Monday, September 25, 2006 09:10 PM

You Know, Single, Childless People Also Exist . . . .

I remember back in the not too distant past when Salon used to have an article or two now and then about singles, about sex, and sometimes about both. Now all we get are articles about Moms, Working Moms, Stay at Home Moms, Mommy Wars, breastfeeding, breastfeeding at work, motherhood, the oh-so-important mother-child connection, the need for Moms to have time for themselves, blah, blah, and more friggin' blah.

At this point, I'm beginning to think that Salon is no different than the Christian right who think sex issues only pertain to married mommies. I'm finding less and less about this site that pertains to me, a heterosexual, single, childless, African-American woman. Unless, of course, I ever want to have an abortion.

Monday, September 25, 2006 09:29 PM

I'm confused

Are letters being deleted? Because it seems like there are several snarling, bitter, hateful, angry "responses" to every Salon article having to do with men and women and relationships, but the "responses" very rarely have anything to do with the actual article or anything in it, or any of the previously published letters.

Wait -- random-text-generating bots. That's gotta be it.

Monday, September 25, 2006 10:55 PM

Of course it does

When a wife knows she'll get the house, kids, car and a huge chunk of change if she decides to leave, what motivation does she have to make things work?

Only when marriage becomes an equitable exchange will things change.

Until then, men are getting wiser and avoiding marriage altogether. Why get married when you can have hot sex and keep the money that was earned from your own sweat and toil?

Marriage is a parasitic relationship whereby a woman leverages the inhumanity of family court to get whatever she wants from a man.

Sorry, ladies- you've priced yourselves out of the market.

A man needs a wife like a bicycle needs a fish.

Tuesday, September 26, 2006 05:17 AM

So Parson Jim, You should you be a feminist.

To fight for equal rights and opportunity.

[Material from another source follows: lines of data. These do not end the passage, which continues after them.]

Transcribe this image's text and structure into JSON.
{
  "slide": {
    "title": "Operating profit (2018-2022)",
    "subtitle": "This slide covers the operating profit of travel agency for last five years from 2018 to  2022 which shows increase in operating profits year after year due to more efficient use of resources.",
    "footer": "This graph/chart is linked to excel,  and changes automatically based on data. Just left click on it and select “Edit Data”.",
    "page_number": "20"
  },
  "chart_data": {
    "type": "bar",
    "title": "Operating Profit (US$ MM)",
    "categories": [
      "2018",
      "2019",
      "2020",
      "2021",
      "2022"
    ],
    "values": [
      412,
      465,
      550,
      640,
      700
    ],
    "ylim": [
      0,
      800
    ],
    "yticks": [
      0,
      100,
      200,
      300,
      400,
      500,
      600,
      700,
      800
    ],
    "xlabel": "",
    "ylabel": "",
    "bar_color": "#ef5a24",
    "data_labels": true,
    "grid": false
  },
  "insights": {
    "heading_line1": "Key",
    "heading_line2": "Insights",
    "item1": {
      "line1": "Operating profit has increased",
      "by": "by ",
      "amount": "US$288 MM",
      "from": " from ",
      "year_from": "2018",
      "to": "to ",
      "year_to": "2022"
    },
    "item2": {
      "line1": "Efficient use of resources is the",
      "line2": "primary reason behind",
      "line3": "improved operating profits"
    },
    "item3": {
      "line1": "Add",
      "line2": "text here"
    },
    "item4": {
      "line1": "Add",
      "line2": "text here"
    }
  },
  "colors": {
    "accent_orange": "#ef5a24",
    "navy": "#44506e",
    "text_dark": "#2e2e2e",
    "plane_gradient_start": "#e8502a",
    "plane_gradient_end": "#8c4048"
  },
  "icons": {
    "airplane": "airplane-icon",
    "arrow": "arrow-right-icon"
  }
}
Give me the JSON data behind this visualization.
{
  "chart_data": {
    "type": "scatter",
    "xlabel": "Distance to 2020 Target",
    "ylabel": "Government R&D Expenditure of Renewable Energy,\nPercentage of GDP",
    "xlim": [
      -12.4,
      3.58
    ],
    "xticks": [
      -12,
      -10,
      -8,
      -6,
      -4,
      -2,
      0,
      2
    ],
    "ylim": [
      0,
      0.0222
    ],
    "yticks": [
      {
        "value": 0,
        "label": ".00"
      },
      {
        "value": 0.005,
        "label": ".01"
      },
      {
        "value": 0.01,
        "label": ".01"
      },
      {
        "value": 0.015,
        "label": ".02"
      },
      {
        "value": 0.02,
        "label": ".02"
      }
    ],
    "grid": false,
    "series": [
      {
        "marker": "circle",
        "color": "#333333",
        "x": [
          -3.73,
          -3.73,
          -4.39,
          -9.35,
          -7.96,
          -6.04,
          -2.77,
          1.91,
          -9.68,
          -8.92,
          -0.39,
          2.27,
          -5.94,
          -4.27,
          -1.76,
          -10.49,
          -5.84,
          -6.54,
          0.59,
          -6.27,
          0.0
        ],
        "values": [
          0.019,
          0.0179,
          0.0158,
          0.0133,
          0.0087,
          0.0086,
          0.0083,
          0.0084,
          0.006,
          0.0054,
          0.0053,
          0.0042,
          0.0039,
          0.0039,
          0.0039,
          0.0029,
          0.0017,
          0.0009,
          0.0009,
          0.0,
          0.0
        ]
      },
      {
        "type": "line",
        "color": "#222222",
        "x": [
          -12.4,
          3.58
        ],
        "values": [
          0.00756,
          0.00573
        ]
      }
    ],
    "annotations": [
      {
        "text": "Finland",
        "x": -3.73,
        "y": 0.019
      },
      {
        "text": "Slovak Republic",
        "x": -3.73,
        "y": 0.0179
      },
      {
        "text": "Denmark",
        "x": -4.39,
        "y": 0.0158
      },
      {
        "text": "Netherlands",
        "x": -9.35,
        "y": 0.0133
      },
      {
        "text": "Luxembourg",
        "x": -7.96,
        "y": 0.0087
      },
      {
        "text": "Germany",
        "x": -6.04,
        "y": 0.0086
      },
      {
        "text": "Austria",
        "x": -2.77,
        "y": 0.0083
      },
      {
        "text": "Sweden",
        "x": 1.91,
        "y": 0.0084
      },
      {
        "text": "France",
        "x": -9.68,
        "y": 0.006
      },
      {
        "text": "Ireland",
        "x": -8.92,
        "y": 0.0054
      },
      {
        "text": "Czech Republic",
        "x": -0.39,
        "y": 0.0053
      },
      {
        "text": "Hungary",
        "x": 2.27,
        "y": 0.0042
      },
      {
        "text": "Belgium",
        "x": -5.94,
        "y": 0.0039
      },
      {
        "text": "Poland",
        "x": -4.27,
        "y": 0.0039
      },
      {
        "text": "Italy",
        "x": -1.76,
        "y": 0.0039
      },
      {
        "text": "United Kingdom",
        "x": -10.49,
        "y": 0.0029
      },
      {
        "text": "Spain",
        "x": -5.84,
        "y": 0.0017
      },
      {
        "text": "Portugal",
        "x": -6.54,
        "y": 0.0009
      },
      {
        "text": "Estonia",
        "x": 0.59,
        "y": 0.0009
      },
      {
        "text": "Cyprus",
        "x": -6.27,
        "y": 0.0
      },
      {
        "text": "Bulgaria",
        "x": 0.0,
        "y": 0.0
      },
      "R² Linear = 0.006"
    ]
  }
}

Giving wives more than they "deserve" in divorce, presuming that women are better mothers then men are fathers, allowing alimony only for wives -- that's all relics of pre-feminist laws, laws that viewed women with pity in family court, because they could never earn enogh money to live on, and laws and judges taht presumed that women are "nurturing" and will be better mothers. It has always been like this -- no one has "priced themselves out of the market" recently. It's just that you've only been around recently.

So, you should join the fight for equitable justice. And taht's with the feminists, not the anti-feminists.

It's the anti-feminists, like Dr. Laura and Kate O'Berine who believe that men are just overgrown child-oafs who need the wise and knowing women to take care of them like one of the children. It's the anti-feminists who celebrate women being "masters of the home," and use taht to discourage them from working outside of it, like Phylis Schalfy. It's not the feminists.